A déjeuner seulement, j’ai des détails par le commandant, car les récits de Morteza sont incompréhensibles. Les soldats s’étaient endormis. A cinq heures, l’un d’eux avait été réveillé par un paquet de mer. Il avait regardé à côté de lui : le prisonnier n’était plus là ! Avec son camarade, affolé comme lui, il avait fouillé le pont. Personne. Alors il avait averti le sergent. Un des soldats, perdant la tête à l’idée de la responsabilité encourue, avait tiré au hasard sur la mer, croyant apercevoir dans le jeu mouvant des vagues, un point noir, la tête du déserteur.
— Comment chercher cet homme ? me dit le commandant. Nous ne savons même pas à quelle heure il a sauté à la mer. Il a pris une bouée au bastingage. Mais que deviendra-t-il ? Nous sommes à dix milles de la côte — il ne le savait sans doute pas — et le vent souffle fort de terre. Il n’a pas une chance sur mille d’être sauvé par une barque de pêche. C’est un homme perdu.
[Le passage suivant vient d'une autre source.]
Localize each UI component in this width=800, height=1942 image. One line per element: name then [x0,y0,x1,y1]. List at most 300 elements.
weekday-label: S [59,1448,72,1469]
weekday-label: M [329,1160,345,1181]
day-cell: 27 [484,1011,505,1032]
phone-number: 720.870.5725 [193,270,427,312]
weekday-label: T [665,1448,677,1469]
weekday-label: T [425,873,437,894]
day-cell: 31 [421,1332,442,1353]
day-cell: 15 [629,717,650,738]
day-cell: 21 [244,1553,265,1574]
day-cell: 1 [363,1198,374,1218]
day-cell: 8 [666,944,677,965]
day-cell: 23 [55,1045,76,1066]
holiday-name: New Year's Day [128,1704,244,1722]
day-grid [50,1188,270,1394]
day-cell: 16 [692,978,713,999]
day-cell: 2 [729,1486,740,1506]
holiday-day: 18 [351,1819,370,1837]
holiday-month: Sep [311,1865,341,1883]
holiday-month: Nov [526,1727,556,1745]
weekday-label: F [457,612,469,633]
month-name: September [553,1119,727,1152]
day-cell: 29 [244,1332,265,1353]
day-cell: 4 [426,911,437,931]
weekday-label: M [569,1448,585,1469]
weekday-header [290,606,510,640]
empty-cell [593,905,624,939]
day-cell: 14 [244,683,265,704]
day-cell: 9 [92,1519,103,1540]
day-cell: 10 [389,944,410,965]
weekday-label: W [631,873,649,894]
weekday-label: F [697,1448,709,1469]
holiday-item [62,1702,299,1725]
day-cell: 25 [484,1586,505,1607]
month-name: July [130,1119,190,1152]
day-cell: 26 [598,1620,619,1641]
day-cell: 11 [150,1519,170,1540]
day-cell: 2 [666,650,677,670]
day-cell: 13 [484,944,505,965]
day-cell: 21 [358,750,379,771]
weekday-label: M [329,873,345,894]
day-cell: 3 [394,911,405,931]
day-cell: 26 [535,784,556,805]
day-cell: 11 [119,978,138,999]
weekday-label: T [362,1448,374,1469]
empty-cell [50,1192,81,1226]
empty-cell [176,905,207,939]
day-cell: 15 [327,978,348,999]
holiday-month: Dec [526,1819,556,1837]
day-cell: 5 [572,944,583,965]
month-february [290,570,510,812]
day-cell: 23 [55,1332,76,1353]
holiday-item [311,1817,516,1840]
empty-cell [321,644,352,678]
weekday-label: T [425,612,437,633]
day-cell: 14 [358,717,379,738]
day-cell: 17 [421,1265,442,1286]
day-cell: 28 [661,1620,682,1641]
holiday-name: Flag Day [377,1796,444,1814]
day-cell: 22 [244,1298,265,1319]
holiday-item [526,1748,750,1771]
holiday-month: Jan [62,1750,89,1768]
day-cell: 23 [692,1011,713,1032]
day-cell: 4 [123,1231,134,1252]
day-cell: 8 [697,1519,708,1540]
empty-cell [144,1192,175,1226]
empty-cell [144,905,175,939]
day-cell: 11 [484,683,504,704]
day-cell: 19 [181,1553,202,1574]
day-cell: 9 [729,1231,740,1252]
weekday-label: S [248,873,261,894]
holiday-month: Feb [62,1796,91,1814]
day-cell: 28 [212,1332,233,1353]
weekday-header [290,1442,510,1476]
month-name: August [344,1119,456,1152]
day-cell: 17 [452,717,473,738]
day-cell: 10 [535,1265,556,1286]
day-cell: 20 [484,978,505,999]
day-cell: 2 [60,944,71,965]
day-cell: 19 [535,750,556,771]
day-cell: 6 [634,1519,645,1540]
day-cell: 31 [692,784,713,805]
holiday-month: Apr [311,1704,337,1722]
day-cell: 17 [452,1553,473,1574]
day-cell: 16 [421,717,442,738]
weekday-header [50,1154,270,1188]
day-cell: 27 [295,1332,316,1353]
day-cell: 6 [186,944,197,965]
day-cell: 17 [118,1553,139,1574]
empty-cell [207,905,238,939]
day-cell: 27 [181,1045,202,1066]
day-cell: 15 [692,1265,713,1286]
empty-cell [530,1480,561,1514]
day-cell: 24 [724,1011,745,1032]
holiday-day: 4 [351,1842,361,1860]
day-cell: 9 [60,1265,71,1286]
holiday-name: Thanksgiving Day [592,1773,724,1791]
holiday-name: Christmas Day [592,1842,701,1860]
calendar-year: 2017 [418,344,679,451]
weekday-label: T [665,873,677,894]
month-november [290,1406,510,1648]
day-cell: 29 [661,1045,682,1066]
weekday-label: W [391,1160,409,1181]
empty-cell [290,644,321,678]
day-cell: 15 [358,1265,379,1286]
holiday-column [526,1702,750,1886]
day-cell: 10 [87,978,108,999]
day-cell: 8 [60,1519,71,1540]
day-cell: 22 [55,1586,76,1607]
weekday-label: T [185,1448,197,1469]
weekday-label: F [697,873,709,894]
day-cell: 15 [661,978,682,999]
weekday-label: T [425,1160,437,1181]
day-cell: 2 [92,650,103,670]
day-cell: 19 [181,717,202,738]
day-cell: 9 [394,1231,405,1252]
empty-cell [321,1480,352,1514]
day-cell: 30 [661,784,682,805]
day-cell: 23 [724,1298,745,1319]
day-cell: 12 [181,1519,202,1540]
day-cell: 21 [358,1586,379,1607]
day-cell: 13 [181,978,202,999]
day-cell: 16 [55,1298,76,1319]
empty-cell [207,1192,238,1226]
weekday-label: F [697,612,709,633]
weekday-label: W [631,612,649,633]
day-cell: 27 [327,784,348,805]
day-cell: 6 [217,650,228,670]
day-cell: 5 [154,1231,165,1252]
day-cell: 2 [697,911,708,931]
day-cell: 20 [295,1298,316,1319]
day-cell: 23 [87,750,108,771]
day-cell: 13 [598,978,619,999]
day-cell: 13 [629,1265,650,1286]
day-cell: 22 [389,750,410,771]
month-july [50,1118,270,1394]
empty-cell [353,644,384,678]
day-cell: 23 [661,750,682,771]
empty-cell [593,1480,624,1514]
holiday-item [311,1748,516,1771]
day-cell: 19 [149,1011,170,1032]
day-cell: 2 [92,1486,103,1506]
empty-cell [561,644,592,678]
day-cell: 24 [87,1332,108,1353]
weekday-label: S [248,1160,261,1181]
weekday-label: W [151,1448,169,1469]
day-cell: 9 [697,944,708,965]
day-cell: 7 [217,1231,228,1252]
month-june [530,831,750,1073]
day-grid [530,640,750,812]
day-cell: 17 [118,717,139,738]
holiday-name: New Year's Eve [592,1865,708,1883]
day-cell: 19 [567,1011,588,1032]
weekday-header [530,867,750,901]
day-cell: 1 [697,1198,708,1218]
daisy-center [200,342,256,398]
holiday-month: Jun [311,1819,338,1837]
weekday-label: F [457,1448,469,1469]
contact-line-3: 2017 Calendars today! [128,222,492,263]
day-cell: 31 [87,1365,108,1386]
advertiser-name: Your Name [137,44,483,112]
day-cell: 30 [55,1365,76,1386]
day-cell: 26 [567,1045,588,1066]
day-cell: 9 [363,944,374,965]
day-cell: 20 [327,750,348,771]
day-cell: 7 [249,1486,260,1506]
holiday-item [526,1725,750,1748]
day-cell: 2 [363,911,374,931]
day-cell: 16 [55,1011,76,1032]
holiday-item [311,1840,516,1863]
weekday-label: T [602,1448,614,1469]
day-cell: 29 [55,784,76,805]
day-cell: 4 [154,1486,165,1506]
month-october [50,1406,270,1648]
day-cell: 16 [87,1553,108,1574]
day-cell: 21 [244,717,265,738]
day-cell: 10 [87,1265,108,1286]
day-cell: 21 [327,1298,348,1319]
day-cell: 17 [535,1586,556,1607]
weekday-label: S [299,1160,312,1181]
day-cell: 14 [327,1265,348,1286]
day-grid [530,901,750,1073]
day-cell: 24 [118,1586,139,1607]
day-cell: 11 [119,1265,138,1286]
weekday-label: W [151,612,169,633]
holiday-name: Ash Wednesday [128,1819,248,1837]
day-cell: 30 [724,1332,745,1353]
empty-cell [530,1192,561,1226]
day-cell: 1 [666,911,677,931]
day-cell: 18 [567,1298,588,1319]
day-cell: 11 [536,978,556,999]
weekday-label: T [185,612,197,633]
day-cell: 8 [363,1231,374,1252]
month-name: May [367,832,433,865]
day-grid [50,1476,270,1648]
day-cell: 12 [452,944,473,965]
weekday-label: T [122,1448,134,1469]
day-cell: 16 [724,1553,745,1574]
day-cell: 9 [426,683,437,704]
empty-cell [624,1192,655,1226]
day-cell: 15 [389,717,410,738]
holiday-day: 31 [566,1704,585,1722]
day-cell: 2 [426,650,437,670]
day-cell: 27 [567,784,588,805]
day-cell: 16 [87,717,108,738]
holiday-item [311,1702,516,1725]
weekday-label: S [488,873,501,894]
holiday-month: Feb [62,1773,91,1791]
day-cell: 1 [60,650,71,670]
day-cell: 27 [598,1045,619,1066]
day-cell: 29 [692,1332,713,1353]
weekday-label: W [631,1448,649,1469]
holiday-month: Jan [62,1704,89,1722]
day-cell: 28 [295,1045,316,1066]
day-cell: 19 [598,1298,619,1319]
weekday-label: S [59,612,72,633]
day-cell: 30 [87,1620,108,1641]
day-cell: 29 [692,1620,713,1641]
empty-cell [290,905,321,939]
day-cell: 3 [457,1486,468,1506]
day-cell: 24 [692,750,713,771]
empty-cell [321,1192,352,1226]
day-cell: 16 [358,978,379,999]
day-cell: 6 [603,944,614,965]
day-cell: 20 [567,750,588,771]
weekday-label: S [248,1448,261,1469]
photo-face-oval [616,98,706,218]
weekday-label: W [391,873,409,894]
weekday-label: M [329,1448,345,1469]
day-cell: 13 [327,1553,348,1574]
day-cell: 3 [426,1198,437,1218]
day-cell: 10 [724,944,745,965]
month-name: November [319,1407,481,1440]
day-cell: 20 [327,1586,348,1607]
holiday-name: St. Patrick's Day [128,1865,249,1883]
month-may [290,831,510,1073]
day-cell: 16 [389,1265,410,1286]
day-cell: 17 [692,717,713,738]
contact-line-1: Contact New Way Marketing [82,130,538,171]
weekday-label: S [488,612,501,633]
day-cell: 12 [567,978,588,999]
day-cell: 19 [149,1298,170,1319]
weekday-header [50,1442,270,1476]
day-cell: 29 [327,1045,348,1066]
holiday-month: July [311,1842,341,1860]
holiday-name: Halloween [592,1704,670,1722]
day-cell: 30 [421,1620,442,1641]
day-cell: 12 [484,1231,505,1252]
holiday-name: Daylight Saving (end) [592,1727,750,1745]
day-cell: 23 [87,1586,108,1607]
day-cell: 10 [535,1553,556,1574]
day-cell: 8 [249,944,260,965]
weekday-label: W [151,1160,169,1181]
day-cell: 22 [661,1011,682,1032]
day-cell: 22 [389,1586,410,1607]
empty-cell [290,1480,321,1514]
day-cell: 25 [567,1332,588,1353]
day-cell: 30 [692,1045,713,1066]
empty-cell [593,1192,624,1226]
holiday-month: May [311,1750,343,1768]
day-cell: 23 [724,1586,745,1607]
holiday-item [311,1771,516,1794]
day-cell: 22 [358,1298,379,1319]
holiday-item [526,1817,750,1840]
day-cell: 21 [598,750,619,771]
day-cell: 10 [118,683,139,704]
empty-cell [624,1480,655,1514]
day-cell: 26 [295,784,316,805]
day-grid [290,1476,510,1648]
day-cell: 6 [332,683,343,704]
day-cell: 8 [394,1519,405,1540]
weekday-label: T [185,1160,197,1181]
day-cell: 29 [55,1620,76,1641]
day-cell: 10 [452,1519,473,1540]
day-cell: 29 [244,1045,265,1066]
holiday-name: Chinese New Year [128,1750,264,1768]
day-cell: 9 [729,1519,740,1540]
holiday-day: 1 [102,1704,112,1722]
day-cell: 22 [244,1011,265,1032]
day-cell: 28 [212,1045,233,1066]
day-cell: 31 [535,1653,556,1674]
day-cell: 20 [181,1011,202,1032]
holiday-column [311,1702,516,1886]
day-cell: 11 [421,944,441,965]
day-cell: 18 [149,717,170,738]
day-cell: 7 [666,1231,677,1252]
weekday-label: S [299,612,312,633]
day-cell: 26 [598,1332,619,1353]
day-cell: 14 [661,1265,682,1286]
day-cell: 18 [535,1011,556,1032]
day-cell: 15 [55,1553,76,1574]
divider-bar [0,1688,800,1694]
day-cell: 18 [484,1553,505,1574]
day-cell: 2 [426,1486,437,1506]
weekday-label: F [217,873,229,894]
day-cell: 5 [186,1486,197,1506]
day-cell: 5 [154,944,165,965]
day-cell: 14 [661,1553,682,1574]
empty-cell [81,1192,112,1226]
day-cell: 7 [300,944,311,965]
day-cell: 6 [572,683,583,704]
Je revois les yeux inquiets du déserteur. Il est en train d’agoniser à cette heure au milieu des mille vagues bleues de la Caspienne. J’ai le cœur serré.
— Allons, me dit le commandant, prenez donc du caviar. Il est frais d’hier soir…
Krasnovodsk.
11 septembre.
C’est, sur la Caspienne, la tête de ligne du chemin de fer transcaspien. De beaux paquebots, chaque jour, la relient à Bakou par un trajet de seize heures.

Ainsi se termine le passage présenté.